The Company will not pay any fees or commissions to any broker, dealer, or other person (other than the Exchange Agent, the information agent, dealer manager, and certain other persons, as described in the section of the Prospectus/Offer to Exchange entitled “Market Information, Dividends, and Related Stockholder Matters—Fees and Expenses”) for soliciting tenders of warrants pursuant to the Offer. However, the Company will, on request, reimburse you for customary clerical and mailing expenses incurred by you in forwarding copies of the enclosed materials to your clients for whose accounts you hold warrants.
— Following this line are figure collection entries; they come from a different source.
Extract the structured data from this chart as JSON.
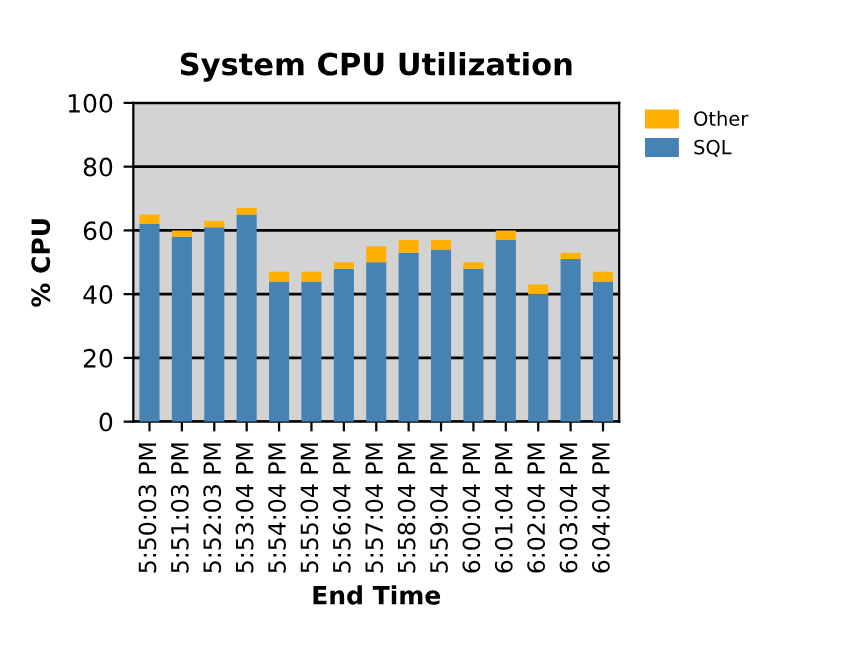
{
  "chart_data": {
    "type": "bar",
    "title": "System CPU Utilization",
    "xlabel": "End Time",
    "ylabel": "% CPU",
    "categories": [
      "5:50:03 PM",
      "5:51:03 PM",
      "5:52:03 PM",
      "5:53:04 PM",
      "5:54:04 PM",
      "5:55:04 PM",
      "5:56:04 PM",
      "5:57:04 PM",
      "5:58:04 PM",
      "5:59:04 PM",
      "6:00:04 PM",
      "6:01:04 PM",
      "6:02:04 PM",
      "6:03:04 PM",
      "6:04:04 PM"
    ],
    "stacked": true,
    "series": [
      {
        "name": "SQL",
        "color": "#4682b4",
        "values": [
          62,
          58,
          61,
          65,
          44,
          44,
          48,
          50,
          53,
          54,
          48,
          57,
          40,
          51,
          44
        ]
      },
      {
        "name": "Other",
        "color": "#ffb000",
        "values": [
          3,
          2,
          2,
          2,
          3,
          3,
          2,
          5,
          4,
          3,
          2,
          3,
          3,
          2,
          3
        ]
      }
    ],
    "ylim": [
      0,
      100
    ],
    "yticks": [
      0,
      20,
      40,
      60,
      80,
      100
    ],
    "grid": "y",
    "legend": "top right"
  }
}
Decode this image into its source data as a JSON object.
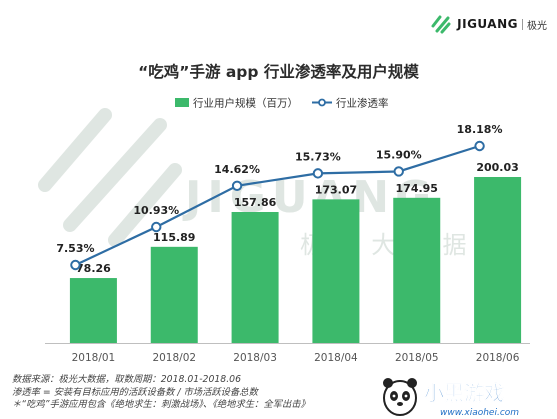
{
  "header": {
    "brand": "JIGUANG",
    "brand_cn": "极光",
    "title": "“吃鸡”手游 app 行业渗透率及用户规模"
  },
  "chart_data": {
    "type": "bar",
    "categories": [
      "2018/01",
      "2018/02",
      "2018/03",
      "2018/04",
      "2018/05",
      "2018/06"
    ],
    "series": [
      {
        "name": "行业用户规模（百万）",
        "type": "bar",
        "values": [
          78.26,
          115.89,
          157.86,
          173.07,
          174.95,
          200.03
        ],
        "labels": [
          "78.26",
          "115.89",
          "157.86",
          "173.07",
          "174.95",
          "200.03"
        ]
      },
      {
        "name": "行业渗透率",
        "type": "line",
        "values": [
          7.53,
          10.93,
          14.62,
          15.73,
          15.9,
          18.18
        ],
        "labels": [
          "7.53%",
          "10.93%",
          "14.62%",
          "15.73%",
          "15.90%",
          "18.18%"
        ]
      }
    ],
    "bar_range": [
      0,
      230
    ],
    "line_range": [
      3,
      20
    ],
    "colors": {
      "bar": "#3cb96b",
      "line": "#2e6da4",
      "marker_fill": "#ffffff",
      "axis": "#bfbfbf"
    }
  },
  "watermark": {
    "text": "JIGUANG",
    "text_cn": "极 光 大 数 据",
    "color": "#dfe6e2"
  },
  "footnotes": [
    "数据来源：极光大数据，取数周期：2018.01-2018.06",
    "渗透率 = 安装有目标应用的活跃设备数 / 市场活跃设备总数",
    "＊“吃鸡”手游应用包含《绝地求生：刺激战场》、《绝地求生：全军出击》"
  ],
  "site_watermark": {
    "text": "小黑游戏",
    "url": "www.xiaohei.com"
  }
}
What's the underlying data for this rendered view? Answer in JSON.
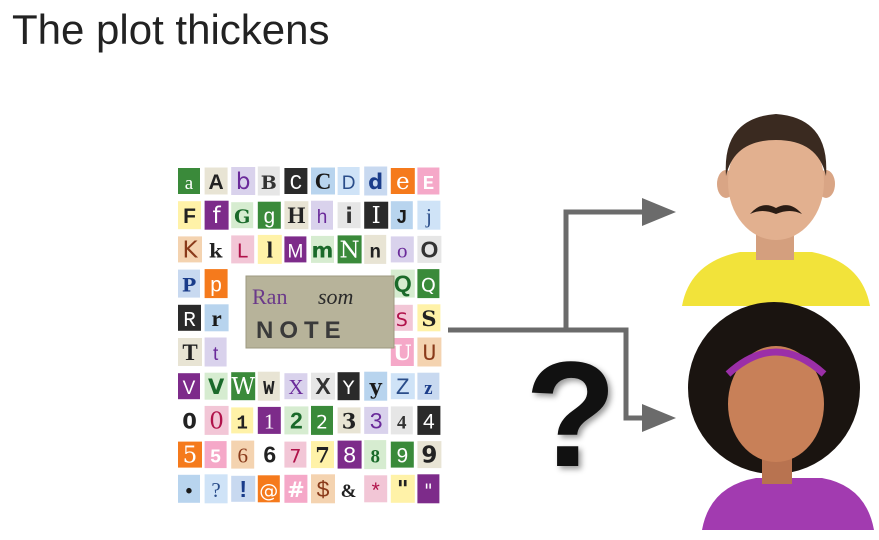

Any questions you have regarding the Offer should be directed to, and additional copies of the enclosed materials may be obtained from, the information agent in the Offer:

The Information Agent for the Offer and Consent Solicitation is:

D.F. King & Co., Inc.

48 Wall Street

New York, NY 10005

Banks and Brokers Call: (212) 269-5550

All Others Call: (800) 967-7635

Email: GRNT@dfking.com

Very truly yours,

Granite Ridge Resources, Inc.

Nothing contained in this letter or in the enclosed documents shall constitute you or any other person the agent of the Company, the Exchange Agent, the dealer manager, the information agent, or any affiliate of any of them, or authorize you or any other person to give any information or use any document or make any statement on behalf of any of them in connection with the Offer and Consent Solicitation other than the enclosed documents and the statements contained therein.